Posted: Mon Oct 26, 2015 1:59 pm
by sirlb
Hello,

My computations are running fine when i take full nodes ressources.
But when grid engine gives my job half nodes (6 cores already affected to another job), the computation failed with the error below :

Code: Select all

--------------------------------------------------------------------------
Your job has requested a conflicting number of processes for the
application:

App: ./cs_solver
number of procs:  84

This is more processes than we can launch under the following
additional directives and conditions:

number of nodes:   8
npernode:   10

Please revise the conflict and try again.
--------------------------------------------------------------------------
My configuration is 2 proc of 6 cores by node.
Is there any option in code_saturne to fix this problem? Or do you think that it is linked to my grid engine system ?
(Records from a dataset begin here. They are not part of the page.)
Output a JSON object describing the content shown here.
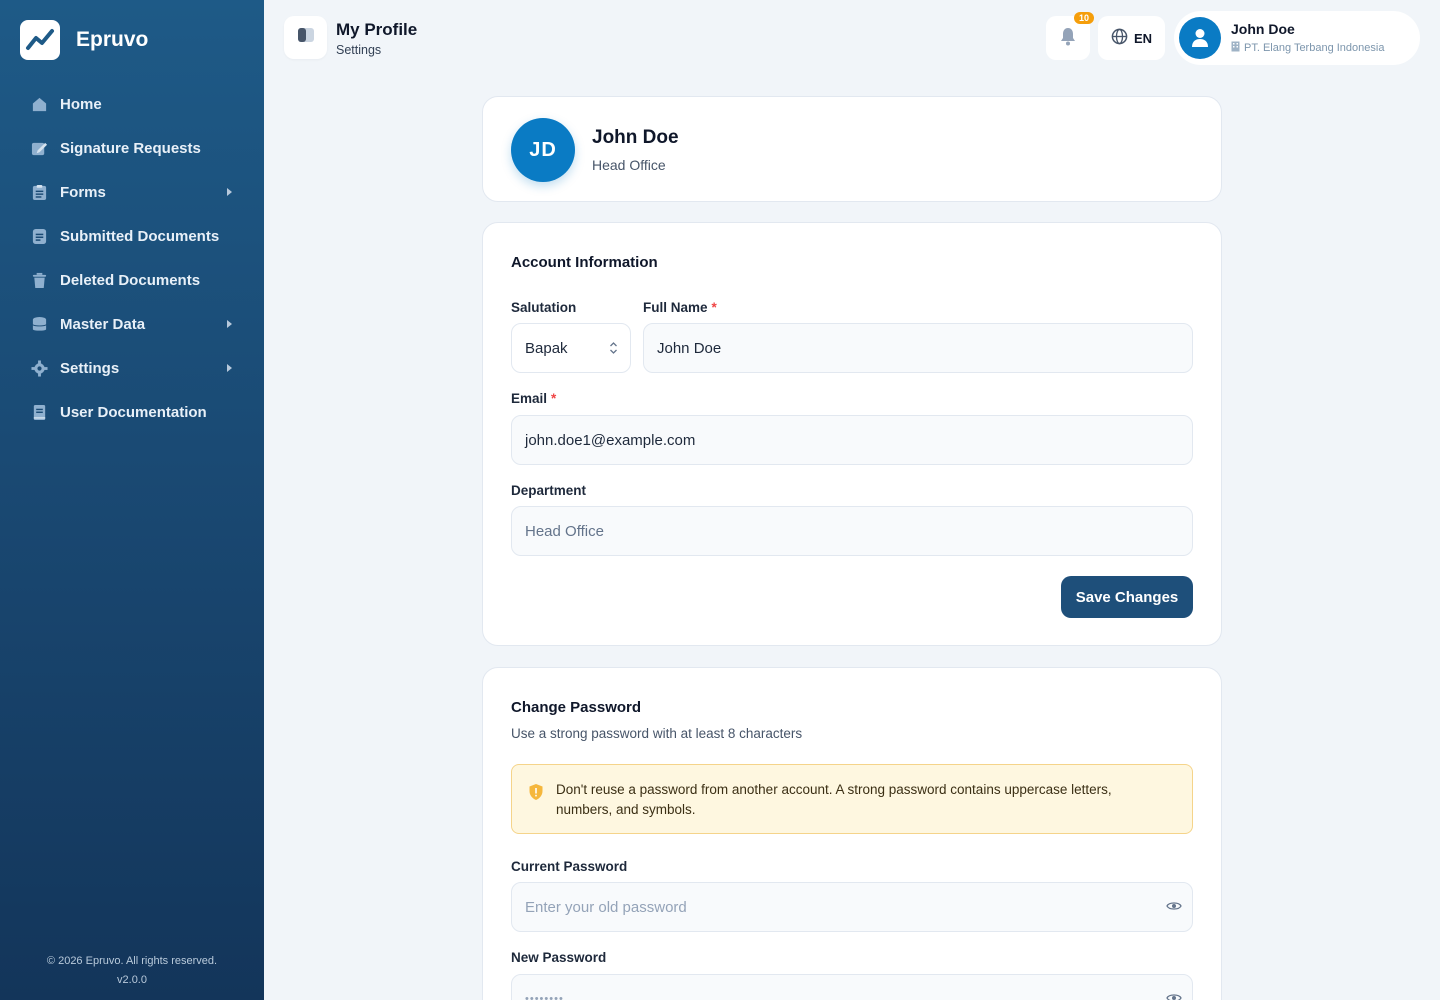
{
  "sidebar": {
    "brand": "Epruvo",
    "items": [
      {
        "label": "Home",
        "icon": "home-icon",
        "has_children": false
      },
      {
        "label": "Signature Requests",
        "icon": "signature-icon",
        "has_children": false
      },
      {
        "label": "Forms",
        "icon": "clipboard-icon",
        "has_children": true
      },
      {
        "label": "Submitted Documents",
        "icon": "document-icon",
        "has_children": false
      },
      {
        "label": "Deleted Documents",
        "icon": "trash-icon",
        "has_children": false
      },
      {
        "label": "Master Data",
        "icon": "database-icon",
        "has_children": true
      },
      {
        "label": "Settings",
        "icon": "gear-icon",
        "has_children": true
      },
      {
        "label": "User Documentation",
        "icon": "book-icon",
        "has_children": false
      }
    ],
    "footer_copyright": "© 2026 Epruvo. All rights reserved.",
    "footer_version": "v2.0.0"
  },
  "header": {
    "title": "My Profile",
    "subtitle": "Settings",
    "notification_count": "10",
    "language": "EN",
    "user_name": "John Doe",
    "user_company": "PT. Elang Terbang Indonesia"
  },
  "profile": {
    "initials": "JD",
    "name": "John Doe",
    "department": "Head Office"
  },
  "account": {
    "title": "Account Information",
    "salutation_label": "Salutation",
    "salutation_value": "Bapak",
    "fullname_label": "Full Name",
    "fullname_value": "John Doe",
    "email_label": "Email",
    "email_value": "john.doe1@example.com",
    "department_label": "Department",
    "department_value": "Head Office",
    "required_mark": "*",
    "save_label": "Save Changes"
  },
  "password": {
    "title": "Change Password",
    "subtitle": "Use a strong password with at least 8 characters",
    "warning": "Don't reuse a password from another account. A strong password contains uppercase letters, numbers, and symbols.",
    "current_label": "Current Password",
    "current_placeholder": "Enter your old password",
    "new_label": "New Password",
    "new_placeholder": "••••••••"
  },
  "colors": {
    "sidebar": "#1a4a74",
    "primary": "#1e4f7a",
    "avatar": "#0a7bc4",
    "badge": "#f59e0b",
    "required": "#ef4444",
    "warning_bg": "#fef7e0"
  }
}
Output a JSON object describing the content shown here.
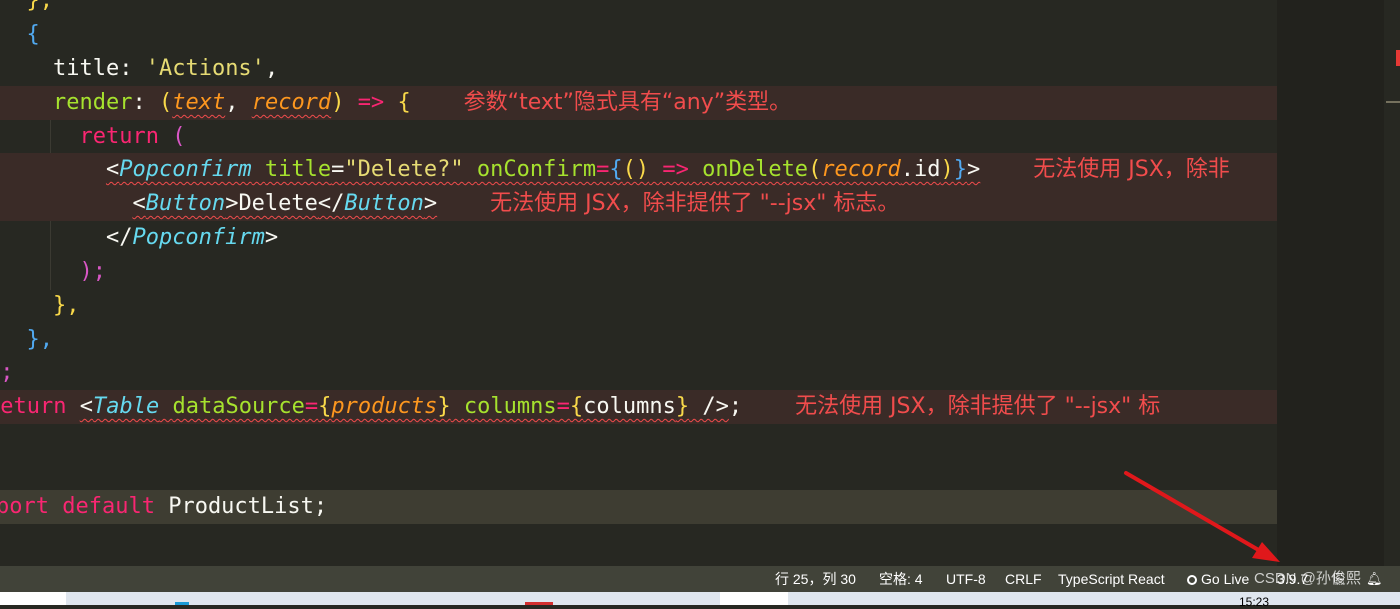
{
  "editor": {
    "l0": "},",
    "l1": "{",
    "l2": {
      "title": "title",
      "colon": ": ",
      "value": "'Actions'",
      "comma": ","
    },
    "l3": {
      "render": "render",
      "colon": ": ",
      "text": "text",
      "record": "record",
      "arrow": "=>",
      "diag": "参数“text”隐式具有“any”类型。"
    },
    "l4": {
      "kw": "return",
      "paren": "("
    },
    "l5": {
      "lt": "<",
      "tag": "Popconfirm",
      "attr1": "title",
      "val1": "\"Delete?\"",
      "attr2": "onConfirm",
      "fn": "onDelete",
      "rec": "record",
      "id": ".id",
      "diag": "无法使用 JSX，除非"
    },
    "l6": {
      "tag": "Button",
      "text": "Delete",
      "diag": "无法使用 JSX，除非提供了 \"--jsx\" 标志。"
    },
    "l7": {
      "tag": "Popconfirm"
    },
    "l8": ");",
    "l9": "},",
    "l10": "},",
    "l11": "];",
    "l12": {
      "kw": "return",
      "tag": "Table",
      "attr1": "dataSource",
      "var1": "products",
      "attr2": "columns",
      "var2": "columns",
      "diag": "无法使用 JSX，除非提供了 \"--jsx\" 标"
    },
    "l13": {
      "kw1": "port",
      "kw2": "default",
      "name": "ProductList",
      "semi": ";"
    }
  },
  "status": {
    "position": "行 25，列 30",
    "spaces": "空格: 4",
    "encoding": "UTF-8",
    "eol": "CRLF",
    "language": "TypeScript React",
    "golive": "Go Live",
    "version": "3.9.7"
  },
  "watermark": "CSDN @孙俊熙",
  "taskbar_time": "15:23"
}
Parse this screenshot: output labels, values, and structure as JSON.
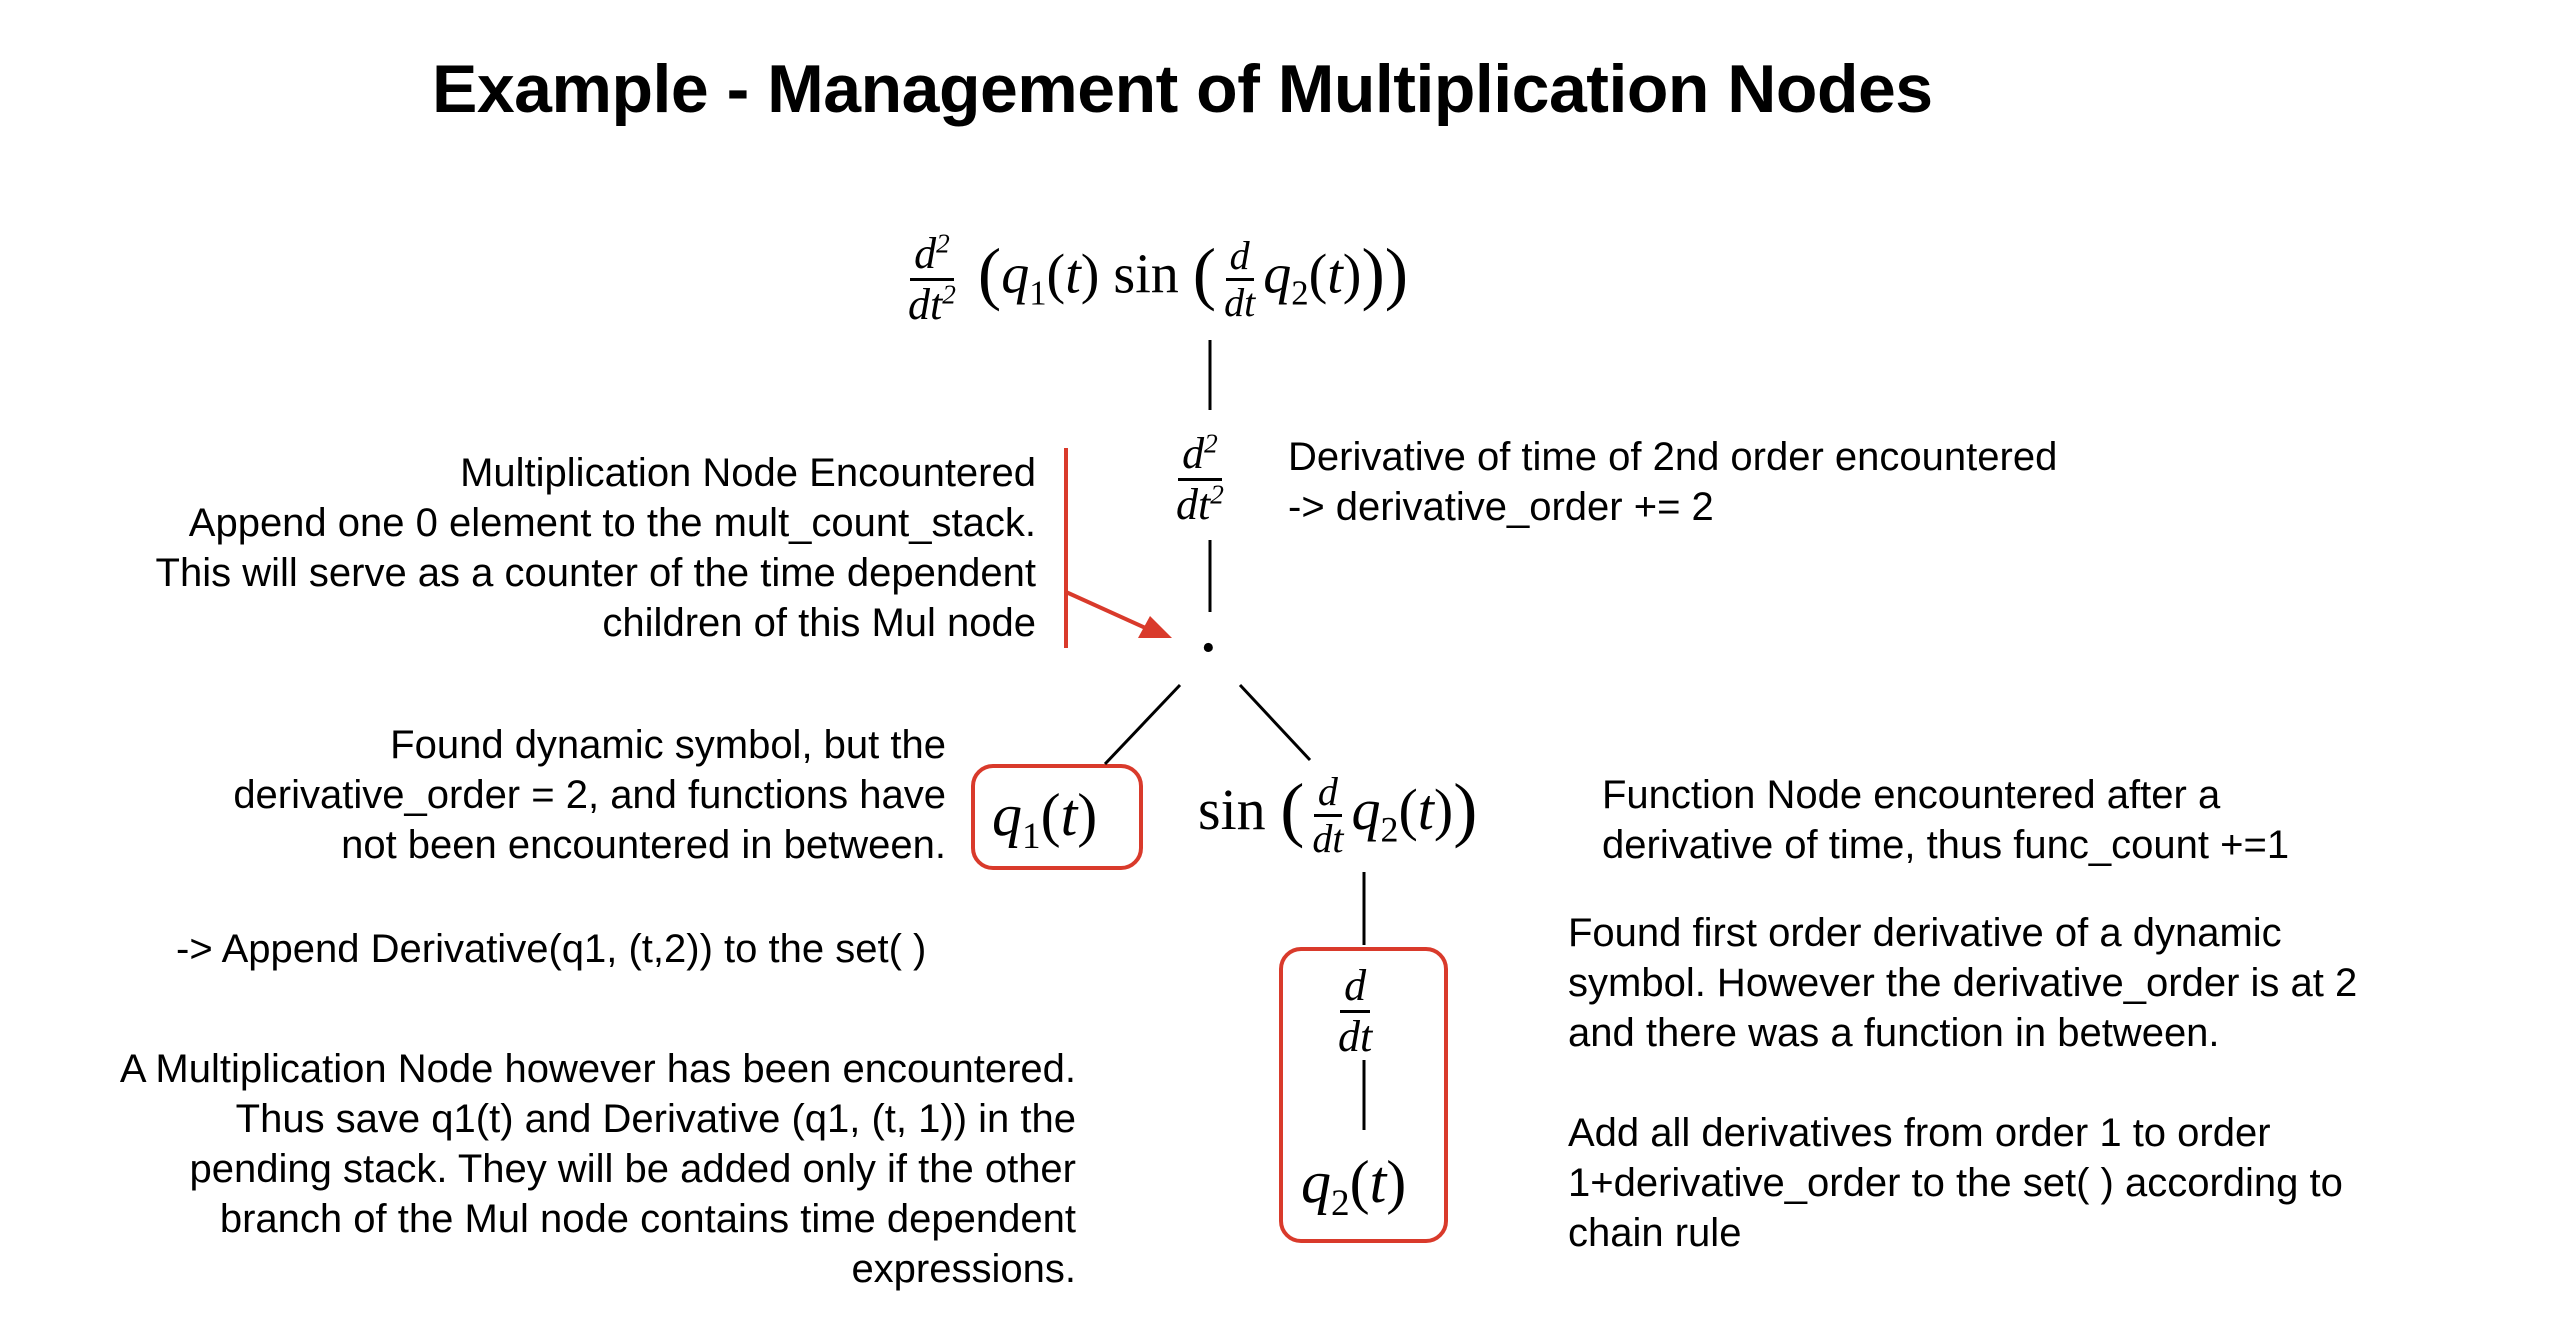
{
  "title": "Example - Management of Multiplication Nodes",
  "math": {
    "d": "d",
    "dt": "dt",
    "d2": "d",
    "dt2": "dt",
    "sup2": "2",
    "q": "q",
    "sub1": "1",
    "sub2": "2",
    "t": "t",
    "sin": "sin",
    "lparen": "(",
    "rparen": ")",
    "dot": "·"
  },
  "notes": {
    "mul_node": [
      "Multiplication Node Encountered",
      "Append one 0 element to the mult_count_stack.",
      "This will serve as a counter of the time dependent",
      "children of this Mul node"
    ],
    "derivative_2nd": [
      "Derivative of time of 2nd order encountered",
      "-> derivative_order += 2"
    ],
    "dynamic_symbol": [
      "Found dynamic symbol, but the",
      "derivative_order = 2, and  functions have",
      "not been encountered in between."
    ],
    "append_derivative": "-> Append Derivative(q1, (t,2)) to the set( )",
    "mul_pending": [
      "A Multiplication Node however has been encountered.",
      "Thus save q1(t) and Derivative (q1, (t, 1)) in the",
      "pending stack. They will be added only if the other",
      "branch of the Mul node contains time dependent",
      "expressions."
    ],
    "function_node": [
      "Function  Node encountered after a",
      "derivative of time, thus func_count +=1"
    ],
    "first_order": [
      "Found first order derivative of a dynamic",
      "symbol. However the derivative_order is at 2",
      "and there was a function in between."
    ],
    "add_all": [
      "Add all derivatives from order 1 to order",
      "1+derivative_order to the set( ) according to",
      "chain rule"
    ]
  },
  "colors": {
    "accent": "#d93a2b",
    "ink": "#000000",
    "background": "#ffffff"
  }
}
Thank you for your feedback.

Re: computation start error with number of processes

Posted: Mon Oct 26, 2015 3:37 pm
by Yvan Fournier
Hello,

I am not too knowledgeable regarding GridEngine, and from a Code_Saturne script management point of view, it is the worst batch system to support (due to its peculiar syntax, where you basically need to know the name of computing environments in advance). I was hoping with Oracle buying sun then almost abandoning Grid Engine, this system would die, but unfortunately, some admins still cling to it...

In the Code_Saturne post-install phase (code_saturne.cfg), you can force additional options to mpiexec (or mpirun, or whatever the local recommended command is), so this might help you work around the issue, but I'm not sure.

In any case, in parallel, I do not recommend sharing nodes with other codes, at least not without prior benchmarking. Depending on the resource usage of the other code, if Code_Saturne is slowed down on even a single node, all other nodes will wait so resources are wasted. Sharing a node with a tool that is light on resources (such a a co-processing tool which only activates once in a while) could be a much better idea, so there are scenarios where sharing a node can be good, but when in doubt (or if you haven't benchmarked on a similar sized case) don't do it. Use less nodes, don't share them.

Regards,

Yvan

Re: computation start error with number of processes

Posted: Mon Oct 26, 2015 4:45 pm
by sirlb
Hello Yvan,

Thank you for the feedback.
We are trying to keep nodes reserved per jobs so that we usually indeed not share nodes for multiple jobs / codes.

But in rare occasions, some jobs are leaving some ressources in a node and then my cs jobs are launched when i don't want them to start.

I'll try to dig in gridengine conf if i can avoid this.